The level of diabetic retinopathy on the DFE was higher than that on NMDSRI in 12 eyes. Two of the eyes (different patients) were diagnosed with severe NPDR by the nonmydriatic camera and with very severe NPDR by dilated eye examination. Nevertheless, using the classification of the International Classification of Diabetic Retinopathy (20), the grading would be considered identical. The remaining 10 eyes were graded as normal by the nonmydriatic camera versus a diagnosis of mild to moderate NPDR by dilated eye examination. In five eyes there was an interval of 3–12 months between examinations. This time interval between the examinations is a limitation of this study as the retinal findings may change in this interval. Macular edema was graded separately in all patients who had a diagnosis of any level of diabetic retinopathy by NMDSRI. Of these 76 eyes, retinal thickness could not be assessed in 16 eyes (21%). Six of the gradable eyes had macular edema, and one eye had CSME. Albeit this is a small sample, there was 100% agreement in the gradable eyes for macular edema and CSME. However, previous studies have shown that CSME cannot always be excluded with this methodology (18,2123). Thus, we feel it would be prudent that all patients with any level of diabetic retinopathy still be referred for a DFE until the technology improves. However, in patients with no diabetic retinopathy or in those with previously diagnosed retinopathy that is unchanged over the prior year and who have constant visual acuity, it may be reasonable to have the patient followed by yearly NMDSRI.

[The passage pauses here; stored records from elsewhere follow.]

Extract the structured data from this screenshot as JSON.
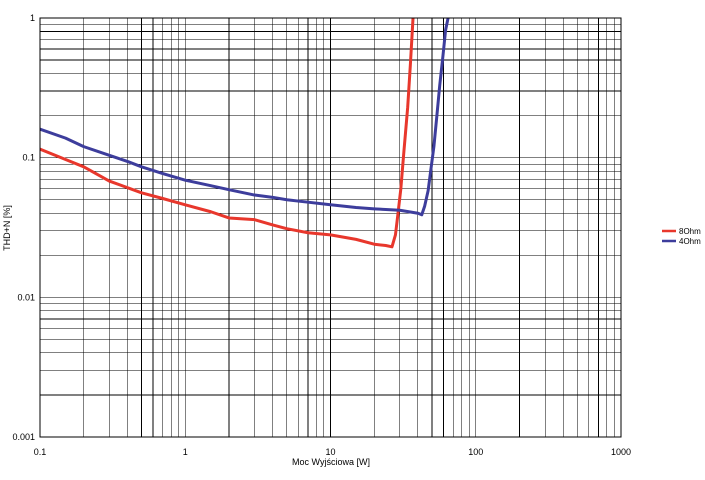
{
  "chart_data": {
    "type": "line",
    "scale": {
      "x": "log",
      "y": "log"
    },
    "xlim": [
      0.1,
      1000
    ],
    "ylim": [
      0.001,
      1
    ],
    "xlabel": "Moc Wyjściowa [W]",
    "ylabel": "THD+N [%]",
    "x_ticks": [
      "0.1",
      "1",
      "10",
      "100",
      "1000"
    ],
    "y_ticks": [
      "0.001",
      "0.01",
      "0.1",
      "1"
    ],
    "grid": true,
    "legend": "right",
    "series": [
      {
        "name": "8Ohm",
        "color": "#e8372c",
        "x": [
          0.1,
          0.15,
          0.2,
          0.3,
          0.4,
          0.5,
          0.7,
          1,
          1.5,
          2,
          3,
          4,
          5,
          7,
          10,
          15,
          20,
          24,
          26.5,
          28,
          29,
          30.5,
          32,
          34,
          35.5,
          37
        ],
        "y": [
          0.115,
          0.097,
          0.086,
          0.068,
          0.061,
          0.056,
          0.051,
          0.046,
          0.041,
          0.037,
          0.036,
          0.033,
          0.031,
          0.029,
          0.028,
          0.026,
          0.024,
          0.0235,
          0.023,
          0.028,
          0.038,
          0.06,
          0.11,
          0.23,
          0.47,
          1
        ]
      },
      {
        "name": "4Ohm",
        "color": "#3d3d9c",
        "x": [
          0.1,
          0.15,
          0.2,
          0.3,
          0.4,
          0.5,
          0.7,
          1,
          1.5,
          2,
          3,
          4,
          5,
          7,
          10,
          15,
          20,
          30,
          40,
          42.5,
          44.5,
          47,
          49,
          51.5,
          54,
          56.5,
          59.5,
          62,
          64.5
        ],
        "y": [
          0.16,
          0.138,
          0.12,
          0.104,
          0.094,
          0.086,
          0.077,
          0.069,
          0.063,
          0.059,
          0.054,
          0.052,
          0.05,
          0.048,
          0.046,
          0.044,
          0.043,
          0.042,
          0.04,
          0.039,
          0.045,
          0.058,
          0.081,
          0.12,
          0.2,
          0.33,
          0.54,
          0.82,
          1
        ]
      }
    ]
  }
}
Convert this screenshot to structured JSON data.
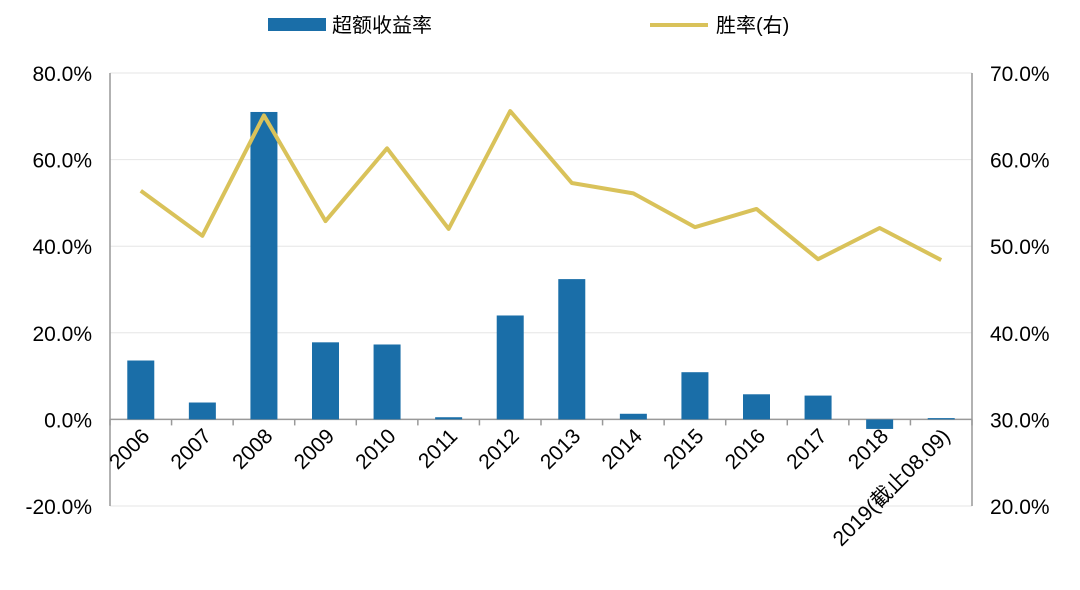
{
  "chart_data": {
    "type": "bar",
    "title": "",
    "categories": [
      "2006",
      "2007",
      "2008",
      "2009",
      "2010",
      "2011",
      "2012",
      "2013",
      "2014",
      "2015",
      "2016",
      "2017",
      "2018",
      "2019(截止08.09)"
    ],
    "series": [
      {
        "name": "超额收益率",
        "type": "bar",
        "axis": "left",
        "color": "#1a6ea8",
        "values": [
          13.6,
          3.9,
          71.0,
          17.8,
          17.3,
          0.5,
          24.0,
          32.4,
          1.3,
          10.9,
          5.8,
          5.5,
          -2.2,
          0.3
        ]
      },
      {
        "name": "胜率(右)",
        "type": "line",
        "axis": "right",
        "color": "#d9c25a",
        "values": [
          56.4,
          51.2,
          65.1,
          52.9,
          61.3,
          52.0,
          65.6,
          57.3,
          56.1,
          52.2,
          54.3,
          48.5,
          52.1,
          48.4
        ]
      }
    ],
    "y_left": {
      "min": -20,
      "max": 80,
      "ticks": [
        "-20.0%",
        "0.0%",
        "20.0%",
        "40.0%",
        "60.0%",
        "80.0%"
      ]
    },
    "y_right": {
      "min": 20,
      "max": 70,
      "ticks": [
        "20.0%",
        "30.0%",
        "40.0%",
        "50.0%",
        "60.0%",
        "70.0%"
      ]
    },
    "grid": true,
    "legend": "top-center"
  }
}
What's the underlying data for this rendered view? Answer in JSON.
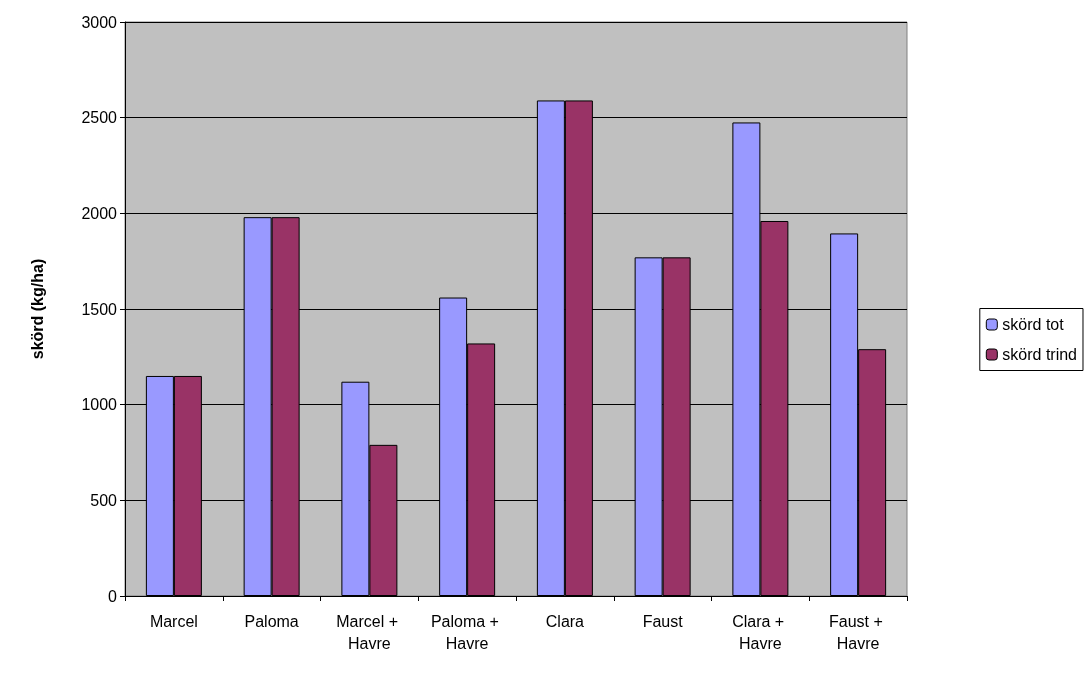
{
  "chart_data": {
    "type": "bar",
    "ylabel": "skörd (kg/ha)",
    "categories": [
      "Marcel",
      "Paloma",
      "Marcel + Havre",
      "Paloma + Havre",
      "Clara",
      "Faust",
      "Clara + Havre",
      "Faust + Havre"
    ],
    "series": [
      {
        "name": "skörd tot",
        "color": "#9999ff",
        "values": [
          1150,
          1980,
          1120,
          1560,
          2590,
          1770,
          2475,
          1895
        ]
      },
      {
        "name": "skörd trind",
        "color": "#993366",
        "values": [
          1150,
          1980,
          790,
          1320,
          2590,
          1770,
          1960,
          1290
        ]
      }
    ],
    "ylim": [
      0,
      3000
    ],
    "yticks": [
      0,
      500,
      1000,
      1500,
      2000,
      2500,
      3000
    ],
    "grid": "y",
    "legend": "right"
  }
}
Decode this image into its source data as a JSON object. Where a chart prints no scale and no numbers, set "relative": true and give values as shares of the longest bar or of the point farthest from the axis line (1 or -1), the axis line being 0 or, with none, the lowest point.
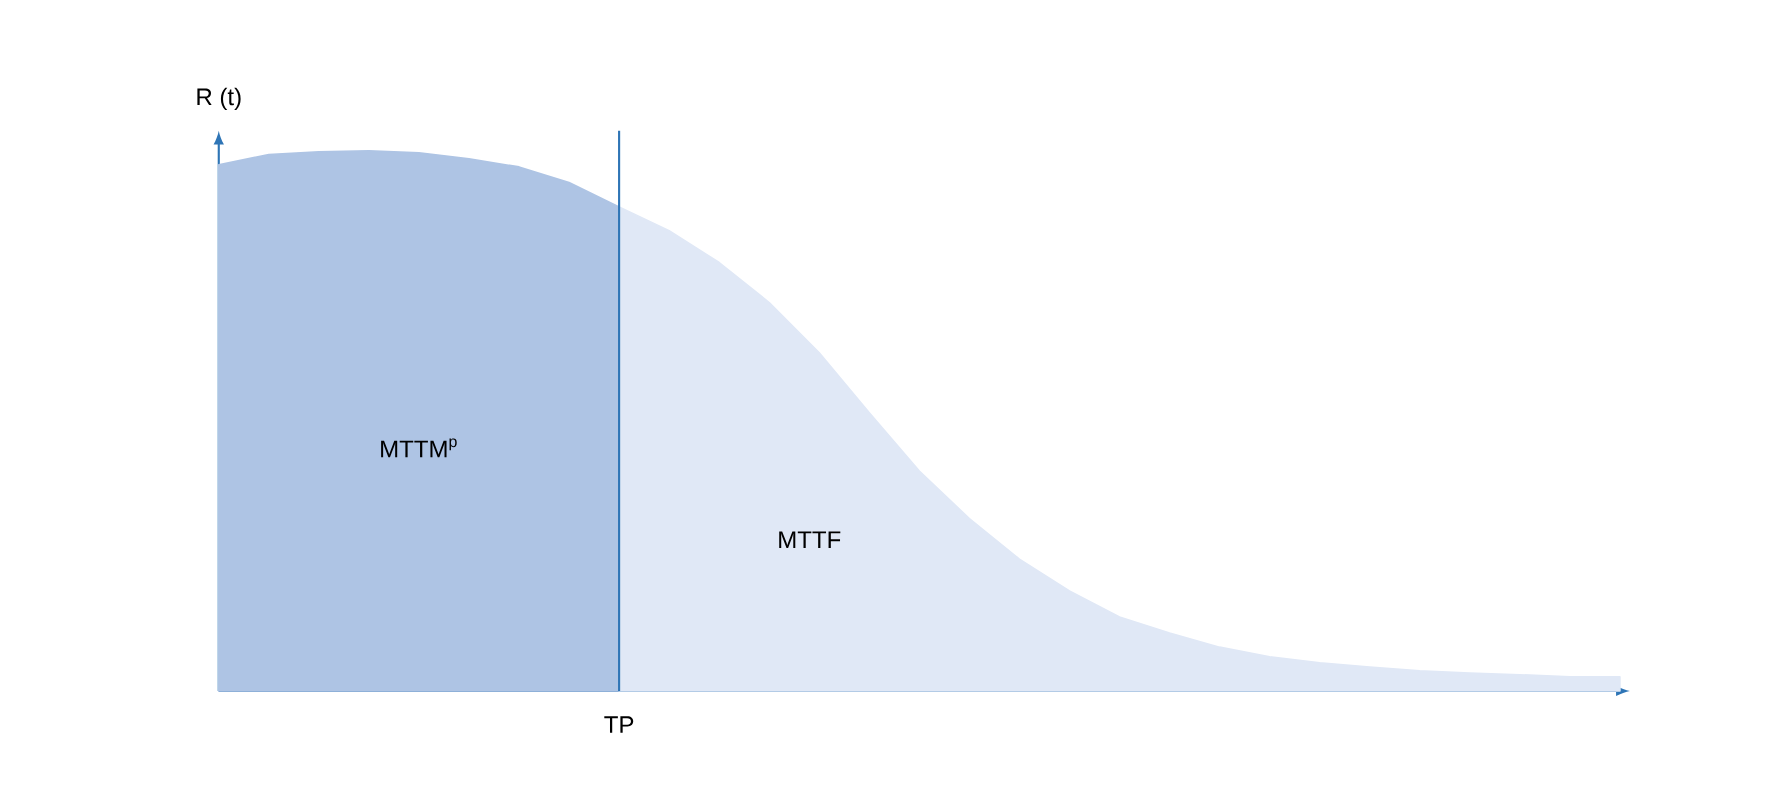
{
  "chart_data": {
    "type": "area",
    "relative": true,
    "ylabel": "R (t)",
    "categories": [
      null,
      null,
      null,
      null,
      null,
      null,
      null,
      null,
      null,
      null,
      null,
      null,
      null,
      null,
      null,
      null,
      null,
      null,
      null,
      null,
      null,
      null,
      null,
      null,
      null,
      null,
      null,
      null,
      null
    ],
    "series": [
      {
        "color": "#aec4e4",
        "values": [
          0.974,
          0.993,
          0.998,
          1,
          0.996,
          0.985,
          0.97,
          0.941,
          0.896,
          null,
          null,
          null,
          null,
          null,
          null,
          null,
          null,
          null,
          null,
          null,
          null,
          null,
          null,
          null,
          null,
          null,
          null,
          null,
          null
        ]
      },
      {
        "color": "#e0e8f6",
        "values": [
          null,
          null,
          null,
          null,
          null,
          null,
          null,
          null,
          0.896,
          0.852,
          0.793,
          0.719,
          0.626,
          0.515,
          0.407,
          0.319,
          0.244,
          0.185,
          0.137,
          0.107,
          0.081,
          0.063,
          0.052,
          0.044,
          0.037,
          0.033,
          0.03,
          0.026,
          0.026
        ]
      }
    ],
    "annotations": [
      "MTTM$^{p}$",
      "MTTF",
      "TP"
    ]
  }
}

In summary, the use of nonmydriatic stereoscopic retinal images as acquired and evaluated in this program and transmitted over a LAN is a sensitive and specific method for detecting diabetic retinopathy. Its simplicity and convenience make this technology ideal for incorporation into a diabetes disease management program, thus allowing improvement in compliance with the standard care for retinopathy screening in diabetic subjects.

This project was supported by the Department of the Army Cooperative Agreement DAMD 17-98-2-8017 for the Joslin Diabetes Center, Department of Defense, and Department of Veterans Affairs Program.